Our recent pre-print (arXiv:2312.04911v1) demonstrates that PCV, in addition to its original purpose, can also address the problem of data augmentation. The original paper is now submitted to one of the peer-review journals, we will update this text when it is accepted.
Meanwhile this part of repository contains two Jupyter notebooks that reproduce some of the examples shown in the pre-print in a simplified way.
File Tector.ipynb
contains notebook with code reproducing the examples with Tecator dataset. It trains 2 x 10 simple ANN regression models and applies each model to independent test set. Half of the models are trained using the original calibration set (170 objects). Second half — the calibration set augmented with 10 PV-sets generated using Procrustes cross-validation with radom splits to 10 segments and PLS-decomposition with 10 latent variables. The code saves RMSEP values obtained for each model and shows box plot for the values at the end. To run the code you need to download Tecator.csv
file with dataset (also located here).
Second notebook, Heart.ipynb
, reproduces some of the examples with Heart dataset in the same way. To use this notebook you need to download Heart.csv
file with dataset, where all categorical variables already converted to dummy. The notebook implements PLS-version of the augmentation algorithm (in the pre-print we use both PLS and PCA versions for this example) and uses the same train/test splitting strategy as described in the pre-print.
Code works best if you have CUDA device, it will work without the device as well, but calculations will take longer time (on MacBook Air M2 it takes about 10-12 minutes to run all examples from the Tecator notebook).
The Tecator dataset was originally taken by Tecator Infratec Food and Feed Analyzer working by the Near Infrared Transmission (NIT) principle. The dataset was downloaded from the StatLib public dataset archive (http://lib.stat.cmu.edu/datasets/). The Heart dataset was downloaded from UC Irvine Machine Learning Repository and adapted for the purpose of the paper. More details can be found in the pre-print.
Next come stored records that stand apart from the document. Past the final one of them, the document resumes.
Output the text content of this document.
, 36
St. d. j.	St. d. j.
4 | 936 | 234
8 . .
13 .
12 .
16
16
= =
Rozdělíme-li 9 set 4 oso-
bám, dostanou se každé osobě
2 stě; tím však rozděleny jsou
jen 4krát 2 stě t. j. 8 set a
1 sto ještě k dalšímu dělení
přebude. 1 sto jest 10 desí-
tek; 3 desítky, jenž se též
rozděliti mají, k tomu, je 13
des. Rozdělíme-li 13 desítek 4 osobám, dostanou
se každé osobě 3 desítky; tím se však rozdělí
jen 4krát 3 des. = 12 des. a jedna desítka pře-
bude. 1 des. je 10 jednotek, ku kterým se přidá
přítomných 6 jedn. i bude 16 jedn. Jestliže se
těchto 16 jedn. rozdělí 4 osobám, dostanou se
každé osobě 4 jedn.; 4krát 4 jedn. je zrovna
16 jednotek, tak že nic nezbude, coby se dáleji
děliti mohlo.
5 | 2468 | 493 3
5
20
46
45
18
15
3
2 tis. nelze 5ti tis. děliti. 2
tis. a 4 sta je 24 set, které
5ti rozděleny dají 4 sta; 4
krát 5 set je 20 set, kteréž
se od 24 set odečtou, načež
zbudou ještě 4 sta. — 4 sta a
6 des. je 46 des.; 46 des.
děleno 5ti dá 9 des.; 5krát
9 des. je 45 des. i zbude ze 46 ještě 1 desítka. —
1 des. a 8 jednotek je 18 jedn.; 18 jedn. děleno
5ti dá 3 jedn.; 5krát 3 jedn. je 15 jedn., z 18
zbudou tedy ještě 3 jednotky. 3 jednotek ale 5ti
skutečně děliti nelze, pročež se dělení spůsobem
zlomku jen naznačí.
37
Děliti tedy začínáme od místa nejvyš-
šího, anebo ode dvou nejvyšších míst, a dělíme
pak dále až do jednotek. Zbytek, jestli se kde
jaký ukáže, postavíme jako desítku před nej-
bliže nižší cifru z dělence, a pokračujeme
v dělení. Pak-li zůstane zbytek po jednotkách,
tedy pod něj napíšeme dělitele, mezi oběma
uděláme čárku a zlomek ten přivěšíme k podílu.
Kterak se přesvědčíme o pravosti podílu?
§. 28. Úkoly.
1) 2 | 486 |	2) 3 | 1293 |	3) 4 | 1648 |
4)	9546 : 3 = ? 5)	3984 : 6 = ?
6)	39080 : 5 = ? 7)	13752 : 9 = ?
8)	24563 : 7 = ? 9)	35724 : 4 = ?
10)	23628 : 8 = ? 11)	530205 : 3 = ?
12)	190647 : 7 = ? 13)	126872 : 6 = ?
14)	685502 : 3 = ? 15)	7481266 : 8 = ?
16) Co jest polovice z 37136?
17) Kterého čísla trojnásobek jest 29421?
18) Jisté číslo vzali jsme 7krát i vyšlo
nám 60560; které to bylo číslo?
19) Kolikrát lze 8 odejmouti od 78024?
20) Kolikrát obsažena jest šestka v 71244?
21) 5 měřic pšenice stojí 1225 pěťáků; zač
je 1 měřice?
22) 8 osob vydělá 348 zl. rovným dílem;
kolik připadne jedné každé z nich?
The general idea is simple. If we use random segmented cross-validation, we can obtain a large number of PV-sets for the same conditions. They will all be different but will capture the variance-covariance structure (full or partial) of the original training set, similar to having many samples taken from the same population. What if we simply combine them all with a training set, thereby augmenting the original training data?
Results show that, for example, in the case of Tecator data and a straightforward ANN model with several layers, using data augmented this way significantly reduces the RMSE computed for the independent test set (in some scenarios, up to a 2-3 times reduction). This holds true for most of the spectroscopic examples I have explored so far. Sometimes the reduction is relatively small (10-20%), sometimes quite large (several times). Experiments with tabular data also demonstrate improvement, such as in discrimination accuracy.
We can also observe that for models robust to overfitting, such as Random Forest, augmentation does not yield any improvements. Overall, there is still room for investigation and potential improvements. However, what we have seen so far fills us with optimism, and we encourage everyone to try how the method works on your data, especially if you have a dataset with a moderate to high degree of collinearity, a relatively small number of data points (from tens to a few hundreds), and you want to use ANN for modeling.